Dudley had visions of becoming a modern-day milk delivery person for her neighbors, delivering the seed butter to people’s homes and collecting and reusing their glass jars. The idea took off, especially for those with peanut and nut allergies, and for families with kids who can’t bring nut butters to school.
Megan Vetri, a mother of three, dance movement therapist and certified health coach, is a regular customer of Dudley’s.
“As a 43-year-old woman, I’m always looking for ways to balance my hormones and meet important nutritional needs,” she says. “The ingredients in Mother Butter are incredibly nourishing for mothers and for general female hormonal health. I also love supporting small local businesses, particularly those that are female-owned.”
The product was launched on Mother’s Day 2021. Dudley has a handful of subscribers, and does indeed deliver and pick up their glass jars. She also pops up at farmers markets, and can be found on six shelves, including Riverwards Produce Market, REAP Mini Mart, Forin Café and the South Philly Food Co-op.
She has plans to expand Mother Butter into other healthy snacks, and adding additional flourishes to the original recipe, like chocolate.
Dudley has hired one part-time employee who is also a mother. Her long-term goals for the company include having a parent-friendly work environment, one that eschews the traditional 9-to-5 and has more reasonable hours for parents with kids in school, such as shifts from 10 a.m. to 2 p.m.. She is in the process of moving her kitchen into the Old Pine Community Center, a space that also offers programs for children, further aligning with her desire to have a space for childcare for her employees.

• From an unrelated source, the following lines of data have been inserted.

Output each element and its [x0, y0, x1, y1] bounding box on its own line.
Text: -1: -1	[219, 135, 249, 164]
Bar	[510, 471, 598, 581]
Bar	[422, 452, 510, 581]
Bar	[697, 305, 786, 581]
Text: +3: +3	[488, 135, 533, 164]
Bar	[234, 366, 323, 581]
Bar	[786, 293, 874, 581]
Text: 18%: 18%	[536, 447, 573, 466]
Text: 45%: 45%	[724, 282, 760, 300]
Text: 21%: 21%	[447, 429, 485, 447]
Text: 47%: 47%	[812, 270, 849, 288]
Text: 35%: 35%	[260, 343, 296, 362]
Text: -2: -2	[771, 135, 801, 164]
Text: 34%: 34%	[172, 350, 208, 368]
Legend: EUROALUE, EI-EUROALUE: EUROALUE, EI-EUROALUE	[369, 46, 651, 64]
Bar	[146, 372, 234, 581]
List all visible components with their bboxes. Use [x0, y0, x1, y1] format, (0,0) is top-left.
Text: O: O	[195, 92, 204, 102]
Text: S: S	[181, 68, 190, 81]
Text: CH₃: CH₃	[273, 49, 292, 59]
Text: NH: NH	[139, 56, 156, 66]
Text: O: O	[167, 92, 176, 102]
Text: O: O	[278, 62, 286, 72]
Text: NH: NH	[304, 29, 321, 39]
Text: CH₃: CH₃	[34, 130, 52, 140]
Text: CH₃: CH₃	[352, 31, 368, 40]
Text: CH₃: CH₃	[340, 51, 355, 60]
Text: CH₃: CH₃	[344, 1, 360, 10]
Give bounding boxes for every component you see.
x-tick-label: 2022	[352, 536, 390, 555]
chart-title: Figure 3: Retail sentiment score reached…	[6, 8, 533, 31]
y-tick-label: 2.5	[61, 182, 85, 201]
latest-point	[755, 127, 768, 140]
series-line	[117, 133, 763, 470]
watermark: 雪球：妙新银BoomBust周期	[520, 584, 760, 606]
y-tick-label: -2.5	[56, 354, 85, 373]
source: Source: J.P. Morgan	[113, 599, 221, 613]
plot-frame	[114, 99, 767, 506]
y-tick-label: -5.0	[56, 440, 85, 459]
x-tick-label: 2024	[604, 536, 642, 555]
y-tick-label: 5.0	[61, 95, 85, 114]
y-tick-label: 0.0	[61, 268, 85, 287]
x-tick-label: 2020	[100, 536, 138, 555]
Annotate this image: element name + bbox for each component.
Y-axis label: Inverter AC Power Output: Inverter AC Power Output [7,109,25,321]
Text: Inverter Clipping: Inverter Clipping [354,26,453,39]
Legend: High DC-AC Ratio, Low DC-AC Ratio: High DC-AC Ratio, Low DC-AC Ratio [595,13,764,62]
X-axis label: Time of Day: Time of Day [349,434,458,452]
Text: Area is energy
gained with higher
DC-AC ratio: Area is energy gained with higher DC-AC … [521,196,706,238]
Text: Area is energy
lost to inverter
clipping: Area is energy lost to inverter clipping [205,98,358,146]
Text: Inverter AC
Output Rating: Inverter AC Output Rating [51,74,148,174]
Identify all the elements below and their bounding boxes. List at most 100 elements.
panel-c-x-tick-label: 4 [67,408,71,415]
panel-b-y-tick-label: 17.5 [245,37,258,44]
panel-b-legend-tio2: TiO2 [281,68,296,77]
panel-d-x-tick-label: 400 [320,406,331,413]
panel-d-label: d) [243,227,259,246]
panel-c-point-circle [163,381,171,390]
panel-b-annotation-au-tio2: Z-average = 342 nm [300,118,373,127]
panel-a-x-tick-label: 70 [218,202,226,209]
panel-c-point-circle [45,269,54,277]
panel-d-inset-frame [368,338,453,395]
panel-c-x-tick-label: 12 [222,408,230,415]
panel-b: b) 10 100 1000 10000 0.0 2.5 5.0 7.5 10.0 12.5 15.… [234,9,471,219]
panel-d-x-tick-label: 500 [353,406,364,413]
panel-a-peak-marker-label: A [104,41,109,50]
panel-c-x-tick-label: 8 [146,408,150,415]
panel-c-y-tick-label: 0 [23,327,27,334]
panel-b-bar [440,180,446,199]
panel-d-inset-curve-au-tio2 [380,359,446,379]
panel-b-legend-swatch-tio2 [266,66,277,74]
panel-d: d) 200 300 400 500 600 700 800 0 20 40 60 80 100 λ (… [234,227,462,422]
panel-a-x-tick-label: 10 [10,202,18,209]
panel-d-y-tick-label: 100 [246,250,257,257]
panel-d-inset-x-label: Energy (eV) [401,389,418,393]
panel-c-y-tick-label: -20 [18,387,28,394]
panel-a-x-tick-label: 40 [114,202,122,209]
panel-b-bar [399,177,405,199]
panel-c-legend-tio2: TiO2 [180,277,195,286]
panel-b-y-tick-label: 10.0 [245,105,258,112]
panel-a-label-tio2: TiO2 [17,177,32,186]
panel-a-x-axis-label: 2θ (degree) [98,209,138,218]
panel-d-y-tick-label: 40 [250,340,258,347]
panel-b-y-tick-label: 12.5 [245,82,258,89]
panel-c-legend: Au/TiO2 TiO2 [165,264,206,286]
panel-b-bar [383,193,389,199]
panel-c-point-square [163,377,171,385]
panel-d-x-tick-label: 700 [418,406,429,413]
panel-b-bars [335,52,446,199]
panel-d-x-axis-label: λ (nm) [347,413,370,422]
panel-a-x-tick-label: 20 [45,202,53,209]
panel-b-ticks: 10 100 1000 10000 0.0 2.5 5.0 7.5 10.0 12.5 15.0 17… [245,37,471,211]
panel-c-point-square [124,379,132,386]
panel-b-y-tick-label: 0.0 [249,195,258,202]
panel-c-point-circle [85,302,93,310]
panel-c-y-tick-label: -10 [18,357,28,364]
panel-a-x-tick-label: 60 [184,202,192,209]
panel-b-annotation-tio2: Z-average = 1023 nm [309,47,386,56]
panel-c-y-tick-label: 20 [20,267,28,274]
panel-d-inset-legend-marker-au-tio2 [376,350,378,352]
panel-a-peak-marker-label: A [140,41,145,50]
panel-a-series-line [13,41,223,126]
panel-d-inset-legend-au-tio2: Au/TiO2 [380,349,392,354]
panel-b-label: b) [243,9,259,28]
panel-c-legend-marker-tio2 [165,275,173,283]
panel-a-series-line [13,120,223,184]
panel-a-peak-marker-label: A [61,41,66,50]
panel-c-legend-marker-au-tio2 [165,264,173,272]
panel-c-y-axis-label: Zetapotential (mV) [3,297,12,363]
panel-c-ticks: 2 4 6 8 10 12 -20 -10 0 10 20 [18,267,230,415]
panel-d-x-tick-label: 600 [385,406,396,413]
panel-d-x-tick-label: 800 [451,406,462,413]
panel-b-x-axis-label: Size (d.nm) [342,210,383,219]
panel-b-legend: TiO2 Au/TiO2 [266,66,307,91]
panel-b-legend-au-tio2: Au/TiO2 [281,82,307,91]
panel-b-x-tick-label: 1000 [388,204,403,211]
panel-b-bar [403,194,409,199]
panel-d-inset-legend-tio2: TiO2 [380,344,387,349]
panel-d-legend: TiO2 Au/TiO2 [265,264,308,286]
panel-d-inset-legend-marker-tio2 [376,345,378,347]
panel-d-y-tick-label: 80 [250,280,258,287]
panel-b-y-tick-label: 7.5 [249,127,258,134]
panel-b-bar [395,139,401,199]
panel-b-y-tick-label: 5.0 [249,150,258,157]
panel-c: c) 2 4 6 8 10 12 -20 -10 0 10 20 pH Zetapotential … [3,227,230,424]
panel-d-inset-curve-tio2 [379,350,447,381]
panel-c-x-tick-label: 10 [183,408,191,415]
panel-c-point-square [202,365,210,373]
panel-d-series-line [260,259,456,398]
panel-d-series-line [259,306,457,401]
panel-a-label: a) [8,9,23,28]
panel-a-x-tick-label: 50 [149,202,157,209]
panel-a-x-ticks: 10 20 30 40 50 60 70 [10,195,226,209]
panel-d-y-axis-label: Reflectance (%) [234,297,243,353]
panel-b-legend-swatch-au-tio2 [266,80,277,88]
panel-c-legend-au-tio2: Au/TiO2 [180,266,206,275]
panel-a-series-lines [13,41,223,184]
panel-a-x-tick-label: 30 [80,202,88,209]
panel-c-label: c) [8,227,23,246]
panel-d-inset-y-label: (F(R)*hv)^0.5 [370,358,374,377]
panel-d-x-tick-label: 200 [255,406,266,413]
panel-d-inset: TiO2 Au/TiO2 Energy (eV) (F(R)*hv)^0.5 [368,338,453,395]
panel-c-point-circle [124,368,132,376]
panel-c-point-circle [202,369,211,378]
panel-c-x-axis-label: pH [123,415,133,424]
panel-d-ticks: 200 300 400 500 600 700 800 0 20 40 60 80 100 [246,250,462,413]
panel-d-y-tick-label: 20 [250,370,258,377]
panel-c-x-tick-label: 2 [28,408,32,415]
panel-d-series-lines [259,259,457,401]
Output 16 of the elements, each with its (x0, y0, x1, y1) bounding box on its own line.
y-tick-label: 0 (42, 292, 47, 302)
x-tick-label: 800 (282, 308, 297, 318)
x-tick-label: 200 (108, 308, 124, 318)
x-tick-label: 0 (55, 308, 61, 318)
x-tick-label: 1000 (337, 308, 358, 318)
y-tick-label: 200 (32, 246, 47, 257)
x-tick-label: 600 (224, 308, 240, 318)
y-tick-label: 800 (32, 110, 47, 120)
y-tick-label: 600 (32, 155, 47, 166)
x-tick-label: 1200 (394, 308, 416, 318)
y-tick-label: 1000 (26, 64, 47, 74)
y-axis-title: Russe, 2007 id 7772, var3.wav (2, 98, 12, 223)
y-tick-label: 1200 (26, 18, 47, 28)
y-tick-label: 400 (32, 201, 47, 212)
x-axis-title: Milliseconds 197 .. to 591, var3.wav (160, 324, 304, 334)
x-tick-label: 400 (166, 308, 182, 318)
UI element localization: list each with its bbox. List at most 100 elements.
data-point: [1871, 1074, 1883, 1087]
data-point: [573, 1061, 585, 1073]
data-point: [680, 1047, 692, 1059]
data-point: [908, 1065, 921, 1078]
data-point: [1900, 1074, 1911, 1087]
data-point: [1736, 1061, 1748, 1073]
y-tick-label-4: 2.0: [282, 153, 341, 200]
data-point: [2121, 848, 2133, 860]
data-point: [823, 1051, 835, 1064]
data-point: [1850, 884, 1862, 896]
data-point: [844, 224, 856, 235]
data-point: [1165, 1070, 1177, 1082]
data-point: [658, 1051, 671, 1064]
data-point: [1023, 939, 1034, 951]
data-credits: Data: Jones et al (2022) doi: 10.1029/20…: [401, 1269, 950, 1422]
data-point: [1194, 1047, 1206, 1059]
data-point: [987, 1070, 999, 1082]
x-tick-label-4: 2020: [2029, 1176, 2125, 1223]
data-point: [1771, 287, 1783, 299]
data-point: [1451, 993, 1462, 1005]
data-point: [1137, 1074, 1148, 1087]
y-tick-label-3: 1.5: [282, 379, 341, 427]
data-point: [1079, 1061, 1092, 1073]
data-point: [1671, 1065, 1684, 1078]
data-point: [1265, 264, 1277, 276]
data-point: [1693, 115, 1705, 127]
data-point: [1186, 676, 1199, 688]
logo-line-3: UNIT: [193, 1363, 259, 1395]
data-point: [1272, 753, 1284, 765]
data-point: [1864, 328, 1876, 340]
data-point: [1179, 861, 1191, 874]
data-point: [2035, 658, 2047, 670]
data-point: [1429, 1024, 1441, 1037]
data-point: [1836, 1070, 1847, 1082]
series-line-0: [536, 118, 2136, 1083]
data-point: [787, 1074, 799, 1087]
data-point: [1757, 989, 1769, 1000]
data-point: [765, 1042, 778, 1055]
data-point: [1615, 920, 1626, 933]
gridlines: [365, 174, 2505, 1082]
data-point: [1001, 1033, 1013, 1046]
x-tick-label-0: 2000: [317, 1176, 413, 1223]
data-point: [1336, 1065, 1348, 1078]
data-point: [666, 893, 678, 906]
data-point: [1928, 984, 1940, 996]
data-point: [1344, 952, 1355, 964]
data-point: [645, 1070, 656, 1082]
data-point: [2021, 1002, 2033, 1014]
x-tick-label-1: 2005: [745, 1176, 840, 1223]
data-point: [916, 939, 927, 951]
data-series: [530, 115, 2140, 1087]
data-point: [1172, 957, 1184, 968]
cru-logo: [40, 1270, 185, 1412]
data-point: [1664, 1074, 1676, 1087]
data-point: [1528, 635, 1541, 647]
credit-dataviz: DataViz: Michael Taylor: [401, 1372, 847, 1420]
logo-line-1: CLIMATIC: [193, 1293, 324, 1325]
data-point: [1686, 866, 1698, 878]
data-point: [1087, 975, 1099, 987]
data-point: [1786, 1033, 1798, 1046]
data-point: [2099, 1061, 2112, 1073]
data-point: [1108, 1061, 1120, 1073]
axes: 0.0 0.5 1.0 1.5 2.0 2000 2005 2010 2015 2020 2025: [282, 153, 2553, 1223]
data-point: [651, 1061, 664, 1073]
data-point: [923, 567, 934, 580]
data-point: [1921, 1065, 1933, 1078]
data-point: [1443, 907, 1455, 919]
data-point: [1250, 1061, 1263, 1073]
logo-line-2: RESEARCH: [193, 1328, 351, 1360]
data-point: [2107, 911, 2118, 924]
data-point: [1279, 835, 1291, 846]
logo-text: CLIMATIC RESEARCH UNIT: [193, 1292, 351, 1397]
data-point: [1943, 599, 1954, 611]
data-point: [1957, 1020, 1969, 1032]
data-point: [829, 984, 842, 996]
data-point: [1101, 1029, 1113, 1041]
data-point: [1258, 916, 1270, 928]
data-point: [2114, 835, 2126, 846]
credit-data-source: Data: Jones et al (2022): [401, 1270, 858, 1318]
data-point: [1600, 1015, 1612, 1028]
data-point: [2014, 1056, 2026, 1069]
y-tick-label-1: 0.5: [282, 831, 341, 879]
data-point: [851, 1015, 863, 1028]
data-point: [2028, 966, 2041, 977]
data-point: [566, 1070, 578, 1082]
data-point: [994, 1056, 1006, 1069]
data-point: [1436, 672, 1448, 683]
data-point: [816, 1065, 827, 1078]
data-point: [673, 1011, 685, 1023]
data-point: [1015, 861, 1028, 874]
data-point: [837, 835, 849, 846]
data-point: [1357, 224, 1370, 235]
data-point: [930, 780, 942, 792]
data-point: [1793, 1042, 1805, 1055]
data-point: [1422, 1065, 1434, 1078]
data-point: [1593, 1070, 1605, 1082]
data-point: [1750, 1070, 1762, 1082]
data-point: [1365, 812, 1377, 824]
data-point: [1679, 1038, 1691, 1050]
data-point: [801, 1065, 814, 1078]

In the meantime, she wants the company to remain informed by multigenerational storytelling and wisdom. Her social media shares stories of women, particularly grandmothers, who have inspired her and her brand, and whose handwriting has also been used on the Mother Butter label, though the main logo remains Dudley’s own mother’s work.
Dudley emphasizes that, for her, the company is as much about these women as it is about seed butter.
“Part of my journey here is leaning into motherhood,” she says. “Leaning into being a mother and also being a mother to a business. Mother Butter is my outlet and my art. My way of caring for fellow mothers and fellow caretakers, and processing it all myself.